All the other powers are naturally in a man’s own control, but the power of speaking is blocked if there is opposition from the audience. Hear him as a scoundrel, bribe-taker, and as one who will say absolutely nothing true. (Dem. 19-340)

Cited in V. Bers, ‘Dikastic Thorubos’ in Crux: Essays Presented to G.E.M. de Ste. Croix, ed. P.A. Cartledge and F.D. Harvey (Exeter: Imprint Academic, 1985)

Recent outbursts of mud-slinging on this forum have implications for the design of sortition-based assemblies, especially if isegoria (equal speech) is the norm. This is the guiding principle of deliberative democracy, as it was in the Athenian democracy (unlike Sparta). However in both the ancient and modern cases only a tiny number of participants exercised the ho boulomenos (anyone who wishes) principle. It took some cojones to address the Athenian assembly and unpopular speakers were shouted down by the other participants (as we saw in the quote from Demosthenes). Whilst such prophylactics can work in direct democracies, large modern states resort to the exchange of insults between political parties, each one hoping to increase its share of the vote in elections. Jaw-jaw is certainly better than war-war, hence the fact that the illocutionary factions in the House of Commons are separated by two swords’ lengths.
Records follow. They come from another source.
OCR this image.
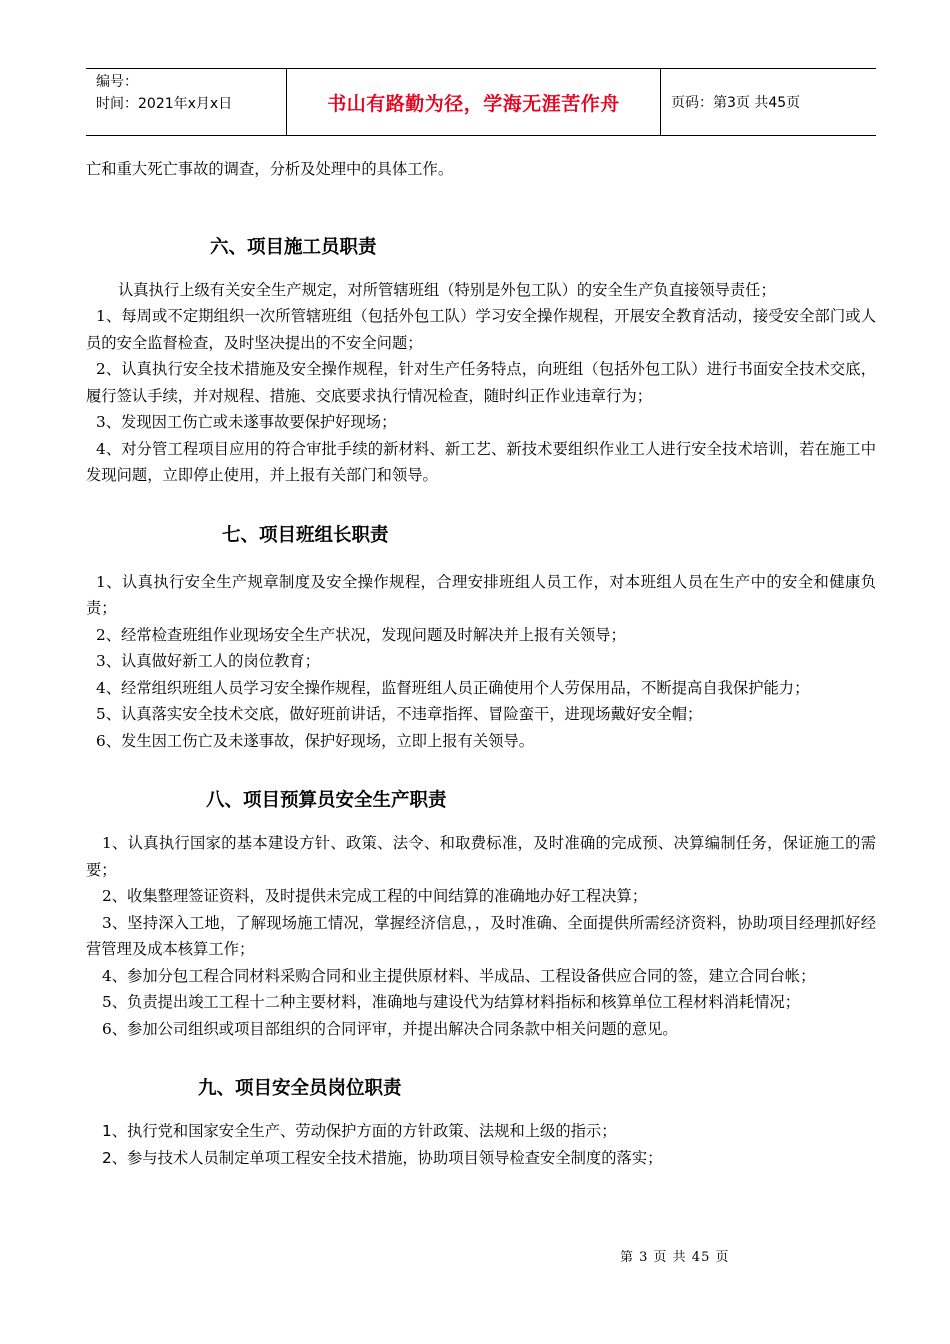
编号：
时间：2021年x月x日	书山有路勤为径，学海无涯苦作舟	页码：第3页 共45页

亡和重大死亡事故的调查，分析及处理中的具体工作。

六、项目施工员职责

认真执行上级有关安全生产规定，对所管辖班组（特别是外包工队）的安全生产负直接领导责任；

1、每周或不定期组织一次所管辖班组（包括外包工队）学习安全操作规程，开展安全教育活动，接受安全部门或人员的安全监督检查，及时坚决提出的不安全问题；

2、认真执行安全技术措施及安全操作规程，针对生产任务特点，向班组（包括外包工队）进行书面安全技术交底，履行签认手续，并对规程、措施、交底要求执行情况检查，随时纠正作业违章行为；

3、发现因工伤亡或未遂事故要保护好现场；

4、对分管工程项目应用的符合审批手续的新材料、新工艺、新技术要组织作业工人进行安全技术培训，若在施工中发现问题，立即停止使用，并上报有关部门和领导。

七、项目班组长职责

1、认真执行安全生产规章制度及安全操作规程，合理安排班组人员工作，对本班组人员在生产中的安全和健康负责；

2、经常检查班组作业现场安全生产状况，发现问题及时解决并上报有关领导；

3、认真做好新工人的岗位教育；

4、经常组织班组人员学习安全操作规程，监督班组人员正确使用个人劳保用品，不断提高自我保护能力；

5、认真落实安全技术交底，做好班前讲话，不违章指挥、冒险蛮干，进现场戴好安全帽；

6、发生因工伤亡及未遂事故，保护好现场，立即上报有关领导。

八、项目预算员安全生产职责

1、认真执行国家的基本建设方针、政策、法令、和取费标准，及时准确的完成预、决算编制任务，保证施工的需要；

2、收集整理签证资料，及时提供未完成工程的中间结算的准确地办好工程决算；

3、坚持深入工地，了解现场施工情况，掌握经济信息，，及时准确、全面提供所需经济资料，协助项目经理抓好经营管理及成本核算工作；

4、参加分包工程合同材料采购合同和业主提供原材料、半成品、工程设备供应合同的签，建立合同台帐；

5、负责提出竣工工程十二种主要材料，准确地与建设代为结算材料指标和核算单位工程材料消耗情况；

6、参加公司组织或项目部组织的合同评审，并提出解决合同条款中相关问题的意见。

九、项目安全员岗位职责

1、执行党和国家安全生产、劳动保护方面的方针政策、法规和上级的指示；

2、参与技术人员制定单项工程安全技术措施，协助项目领导检查安全制度的落实；

第 3 页 共 45 页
The mud-slinging on this forum appears to be primarily between two “camps” — in the one corner Alex Kovner and Keith Sutherland and in the other Yoram Gat and Liam Jones. As Alex recently commented, the two groups appear to be “on different planets”, impervious to the (Habermasian) exchange of reasons.

There is no good reason to believe that a sortition-based assembly would be any different — especially if participation is voluntary, as this would attract those who like the sound of their own voice, which may or may not map to the voices of those in the target population that the randomly-selected group is intended to “describe”. This would suggest that ho boulomenos can do little to support the isegoria rights of the vast majority of citizens who fail to be included in the sortition.